- Nickname: Hell's Half Acre
- Half Acre Location within Alabama Half Acre Location within the United States
- Coordinates: 32°11′42″N 87°54′43.2″W﻿ / ﻿32.19500°N 87.912000°W
- Country: United States
- State: Alabama
- County: Marengo
- Elevation: 115 ft (35 m)
- Time zone: UTC-6 (Central (CST))
- • Summer (DST): UTC-5 (CDT)
- Area code: 334

= Half Acre, Alabama =

Half Acre is an unincorporated community in Marengo County, Alabama, United States. It has gone through a variety of name changes since the early 20th century. The community had a post office at one time, but it no longer exists. Although a thriving community in its early years, it has since dwindled into obscurity.

==History==
Half Acre was originally known as Beaver Creek and was settled in the 1830s. By 1870 it had a post office, three general stores, a cotton gin, a cotton seed-oil press, grist mill, saw mill, brick kiln, hotel, and livery stables.
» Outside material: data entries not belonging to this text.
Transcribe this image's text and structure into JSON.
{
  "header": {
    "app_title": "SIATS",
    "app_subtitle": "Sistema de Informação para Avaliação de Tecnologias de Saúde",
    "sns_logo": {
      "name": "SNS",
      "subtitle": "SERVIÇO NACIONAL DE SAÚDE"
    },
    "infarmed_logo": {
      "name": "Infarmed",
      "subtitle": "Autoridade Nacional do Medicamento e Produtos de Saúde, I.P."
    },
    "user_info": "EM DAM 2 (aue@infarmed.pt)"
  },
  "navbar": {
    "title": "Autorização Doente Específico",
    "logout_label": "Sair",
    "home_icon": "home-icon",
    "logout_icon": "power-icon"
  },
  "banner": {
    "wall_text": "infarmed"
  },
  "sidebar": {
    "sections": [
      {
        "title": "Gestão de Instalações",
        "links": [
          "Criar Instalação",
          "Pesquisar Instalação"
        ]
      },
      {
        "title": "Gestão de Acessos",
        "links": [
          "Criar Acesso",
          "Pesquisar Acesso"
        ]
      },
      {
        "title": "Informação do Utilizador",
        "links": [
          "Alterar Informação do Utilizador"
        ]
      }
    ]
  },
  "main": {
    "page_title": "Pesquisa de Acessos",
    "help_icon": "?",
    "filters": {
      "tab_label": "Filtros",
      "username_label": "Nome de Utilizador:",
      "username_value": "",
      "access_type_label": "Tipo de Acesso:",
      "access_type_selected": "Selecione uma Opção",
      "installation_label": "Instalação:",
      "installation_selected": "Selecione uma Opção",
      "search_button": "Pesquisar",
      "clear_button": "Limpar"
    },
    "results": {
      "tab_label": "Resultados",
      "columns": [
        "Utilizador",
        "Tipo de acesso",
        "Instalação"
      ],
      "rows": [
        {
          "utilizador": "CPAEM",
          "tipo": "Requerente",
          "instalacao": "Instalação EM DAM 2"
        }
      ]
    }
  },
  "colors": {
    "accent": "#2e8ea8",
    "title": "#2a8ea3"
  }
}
The tradition of how the Half Acre name originated holds that a half-acre piece of property in the community, at a crossroads next door to the hotel, had been overlooked in the original survey. County land records indicate that when the small piece of property was discovered to not be surveyed, it was deeded to "The Devil" and then became known as Hell's Half Acre. A saloon was eventually built there, only to later burn down. The title to the property was not clarified until the community wanted to build a church on the site of the former saloon, at which time the probate court transferred ownership from "The Devil" to the Half Acre Community Church. The "Hell's" was dropped from the name at this time and the entire community came to be known simply as Half Acre. The population of the community began to relocate elsewhere after World War II and today it is home to only the church and a few residences.

==Geography==
Half Acre is situated above Beaver Creek, about 4 mi east of the Tombigbee River. It is located at and has an elevation of 115 ft.